Outra droga que tem se destacado no tratamento da gripe é o Zanamivir, aplicado por via inalatória. E novos antivirais continuam em estudo.

Vacina contém duas cepas do vírus A e uma do vírus B

Mesmo tendo o respaldo de estudos internacionais que rejeitam a eficácia e a segurança da vacina, o Centro de Estudos do Envelhecimento acompanhou os idosos após a campanha de vacinação contra a gripe de 2000, mantendo contato 24 e 72 horas depois. Dez por cento apresentaram reações gerais leves e de curta duração (até 48 horas), como febre de 38 a 39 graus, dor de cabeça e mal-estar. Dezessete por cento tiveram dor no local da aplicação e vermelhidão. Por sua segurança, a campanha foi reeditada em 2001, atingindo também as crianças.

O panorama epidemiológico da gripe pode apresentar novidades nesta temporada de outono/inverno no Hemisfério Sul. Identificada há três anos, a variante A/Sydney/5/97 (h3n2) - que representou, nos últimos dois anos, cerca de 80% dos vírus influenza isolados pela rede de colaboradores do Projeto VigiGripe - talvez venha a ceder espaço para a circulação de novas variantes.

Existem motivos para isso. Em primeiro lugar, é natural que após um período de dois a quatro anos de maior prevalência as variantes percam sua capacidade de se disseminar, pois um grande contigente de pessoas já adquiriu a infecção nos invernos anteriores.

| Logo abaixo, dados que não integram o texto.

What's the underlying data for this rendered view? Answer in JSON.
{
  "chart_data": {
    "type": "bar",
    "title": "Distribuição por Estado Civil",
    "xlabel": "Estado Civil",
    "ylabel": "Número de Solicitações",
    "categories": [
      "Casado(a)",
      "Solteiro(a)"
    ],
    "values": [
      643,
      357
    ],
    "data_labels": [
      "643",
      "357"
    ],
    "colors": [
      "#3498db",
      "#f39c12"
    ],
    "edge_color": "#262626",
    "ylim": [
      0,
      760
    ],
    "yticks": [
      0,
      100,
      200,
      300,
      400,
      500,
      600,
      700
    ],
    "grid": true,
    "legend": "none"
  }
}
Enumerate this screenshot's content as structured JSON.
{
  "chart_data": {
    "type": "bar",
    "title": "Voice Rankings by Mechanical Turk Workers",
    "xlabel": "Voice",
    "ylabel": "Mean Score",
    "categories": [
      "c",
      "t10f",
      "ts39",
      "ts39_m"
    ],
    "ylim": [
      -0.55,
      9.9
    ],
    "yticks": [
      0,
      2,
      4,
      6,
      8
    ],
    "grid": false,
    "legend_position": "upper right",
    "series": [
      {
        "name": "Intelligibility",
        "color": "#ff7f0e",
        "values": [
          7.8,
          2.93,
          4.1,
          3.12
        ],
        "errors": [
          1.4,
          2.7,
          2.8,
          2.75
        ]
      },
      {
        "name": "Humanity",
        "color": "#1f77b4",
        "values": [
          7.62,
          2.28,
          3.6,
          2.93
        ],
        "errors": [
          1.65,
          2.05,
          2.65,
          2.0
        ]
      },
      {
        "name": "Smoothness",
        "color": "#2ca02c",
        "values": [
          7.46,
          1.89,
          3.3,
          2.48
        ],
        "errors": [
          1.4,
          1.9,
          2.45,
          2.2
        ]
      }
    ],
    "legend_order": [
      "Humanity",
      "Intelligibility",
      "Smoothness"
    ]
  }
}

Além disso, a variante A/Sidney está presente na vacina antigripal há dois anos, o que também contribui para a redução do número de pessoas suscetíveis.

Um dos candidatos a agente causador da gripe que deve ganhar espaço é a variante A/New Caledonia/20/99 (H1N1), identificada no ano passado numa ilha no sul do Pacífico. Embora a variante A/Sidney/5/97 (H3N2) tenha prevalecido na última temporada de outono/inverno do Hemisfério Norte, os especialistas da Organização Mundial da Saúde (OMS) têm motivos para crer que a A/New Caledonia/20/99 (H1N1) poderá aparecer com maior freqüência em todo o mundo e por isso já faz parte da composição da vacina deste ano para o Hemisfério Sul.